Add column sum as new column in PySpark dataframe
This was not obvious. I see no row-based sum of the columns defined in the spark Dataframes API.
Version 2
This can be done in a fairly simple way:
newdf = df.withColumn('total', sum(df[col] for col in df.columns))
df.columns
is supplied by pyspark as a list of strings giving all of the column names in the Spark Dataframe. For a different sum, you can supply any other list of column names instead.
I did not try this as my first solution because I wasn't certain how it would behave. But it works.
Version 1
This is overly complicated, but works as well.
You can do this:
- use
df.columns
to get a list of the names of the columns - use that names list to make a list of the columns
- pass that list to something that will invoke the column's overloaded add function in a fold-type functional manner
With python's reduce, some knowledge of how operator overloading works, and the pyspark code for columns here that becomes:
def column_add(a,b):
return a.__add__(b)
newdf = df.withColumn('total_col',
reduce(column_add, ( df[col] for col in df.columns ) ))
Note this is a python reduce, not a spark RDD reduce, and the parenthesis term in the second parameter to reduce requires the parenthesis because it is a list generator expression.
Tested, Works!
$ pyspark
>>> df = sc.parallelize([{'a': 1, 'b':2, 'c':3}, {'a':8, 'b':5, 'c':6}, {'a':3, 'b':1, 'c':0}]).toDF().cache()
>>> df
DataFrame[a: bigint, b: bigint, c: bigint]
>>> df.columns
['a', 'b', 'c']
>>> def column_add(a,b):
... return a.__add__(b)
...
>>> df.withColumn('total', reduce(column_add, ( df[col] for col in df.columns ) )).collect()
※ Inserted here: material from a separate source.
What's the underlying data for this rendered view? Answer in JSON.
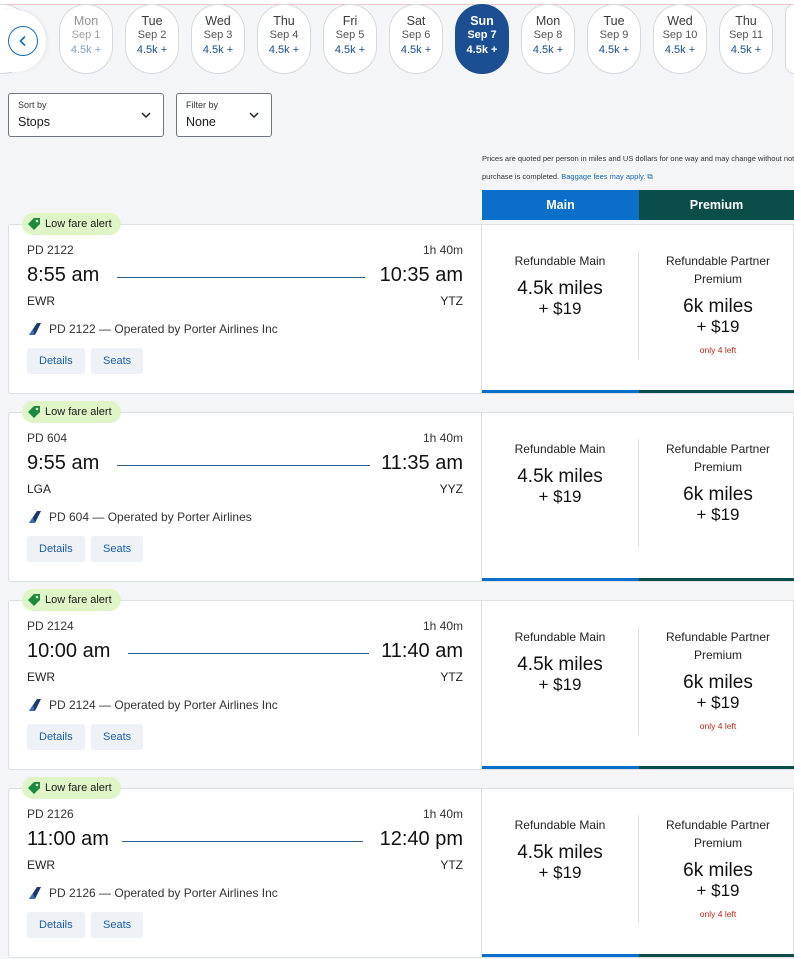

[Row(a=1, b=2, c=3, total=6), Row(a=8, b=5, c=6, total=19), Row(a=3, b=1, c=0, total=4)]
The most straight forward way of doing it is to use the expr
function
from pyspark.sql.functions import *
data = data.withColumn('total', expr("col1 + col2 + col3 + col4"))
The solution
newdf = df.withColumn('total', sum(df[col] for col in df.columns))
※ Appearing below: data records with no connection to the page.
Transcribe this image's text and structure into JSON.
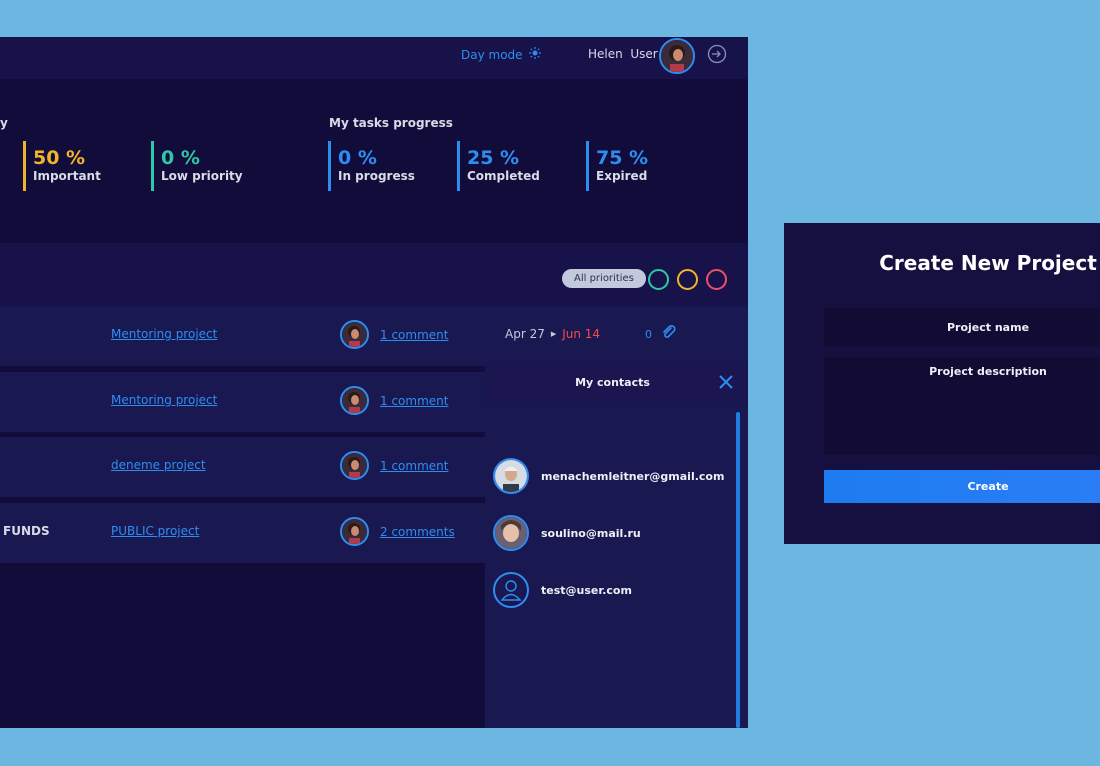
{
  "header": {
    "day_mode_label": "Day mode",
    "user_first": "Helen",
    "user_last": "User"
  },
  "stats": {
    "left_group_title_fragment": "y",
    "tasks_progress_title": "My tasks progress",
    "priority": [
      {
        "value": "50 %",
        "label": "Important",
        "color": "#f0b42a"
      },
      {
        "value": "0 %",
        "label": "Low priority",
        "color": "#2fc7a8"
      }
    ],
    "progress": [
      {
        "value": "0 %",
        "label": "In progress",
        "color": "#2d8ef2"
      },
      {
        "value": "25 %",
        "label": "Completed",
        "color": "#2d8ef2"
      },
      {
        "value": "75 %",
        "label": "Expired",
        "color": "#2d8ef2"
      }
    ]
  },
  "filters": {
    "all_priorities": "All priorities",
    "priority_colors": [
      "#2fc7a8",
      "#f0b42a",
      "#ef4d6b"
    ]
  },
  "tasks": [
    {
      "name": "",
      "project": "Mentoring project",
      "comments": "1 comment",
      "start": "Apr 27",
      "end": "Jun 14",
      "attachments": "0"
    },
    {
      "name": "",
      "project": "Mentoring project",
      "comments": "1 comment"
    },
    {
      "name": "",
      "project": "deneme project",
      "comments": "1 comment"
    },
    {
      "name": "FUNDS",
      "project": "PUBLIC project",
      "comments": "2 comments"
    }
  ],
  "contacts_panel": {
    "title": "My contacts",
    "contacts": [
      {
        "email": "menachemleitner@gmail.com",
        "avatar": "photo"
      },
      {
        "email": "soulino@mail.ru",
        "avatar": "photo"
      },
      {
        "email": "test@user.com",
        "avatar": "person-icon"
      }
    ]
  },
  "modal": {
    "title": "Create New Project",
    "name_placeholder": "Project name",
    "description_placeholder": "Project description",
    "create_label": "Create"
  },
  "colors": {
    "accent": "#2d8ef2",
    "end_date": "#ef4d4d",
    "page_bg": "#6cb6e2",
    "app_bg": "#120c3a"
  }
}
posted by @Paul works. Nevertheless I was getting the error, as many other as I have seen,
TypeError: 'Column' object is not callable
After some time I found the problem (at least in my case). The problem is that I previously imported some pyspark functions with the line
from pyspark.sql.functions import udf, col, count, sum, when, avg, mean, min
so the line imported the sum
pyspark command while df.withColumn('total', sum(df[col] for col in df.columns))
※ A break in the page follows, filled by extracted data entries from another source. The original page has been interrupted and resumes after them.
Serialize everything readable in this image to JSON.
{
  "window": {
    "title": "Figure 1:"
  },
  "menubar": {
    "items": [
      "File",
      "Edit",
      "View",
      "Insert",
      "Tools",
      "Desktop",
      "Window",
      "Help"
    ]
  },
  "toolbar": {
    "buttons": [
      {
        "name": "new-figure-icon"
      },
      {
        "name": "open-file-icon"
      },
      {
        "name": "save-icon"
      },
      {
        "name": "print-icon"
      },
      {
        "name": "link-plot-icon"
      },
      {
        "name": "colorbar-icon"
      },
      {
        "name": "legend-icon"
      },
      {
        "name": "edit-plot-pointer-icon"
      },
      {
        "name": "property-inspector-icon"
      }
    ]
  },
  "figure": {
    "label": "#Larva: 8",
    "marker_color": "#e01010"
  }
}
is supposed to use the normal python sum
function.
You can delete the reference of the pyspark function with del sum
.
Otherwise in my case I changed the import to
import pyspark.sql.functions as F
and then referenced the functions as F.sum
.
Summing multiple columns from a list into one column
PySpark's sum
function doesn't support column addition.
This can be achieved using expr
function.
from pyspark.sql.functions import expr
cols_list = ['a', 'b', 'c']
# Creating an addition expression using `join`
expression = '+'.join(cols_list)
df = df.withColumn('sum_cols', expr(expression))
This gives us the desired sum of columns.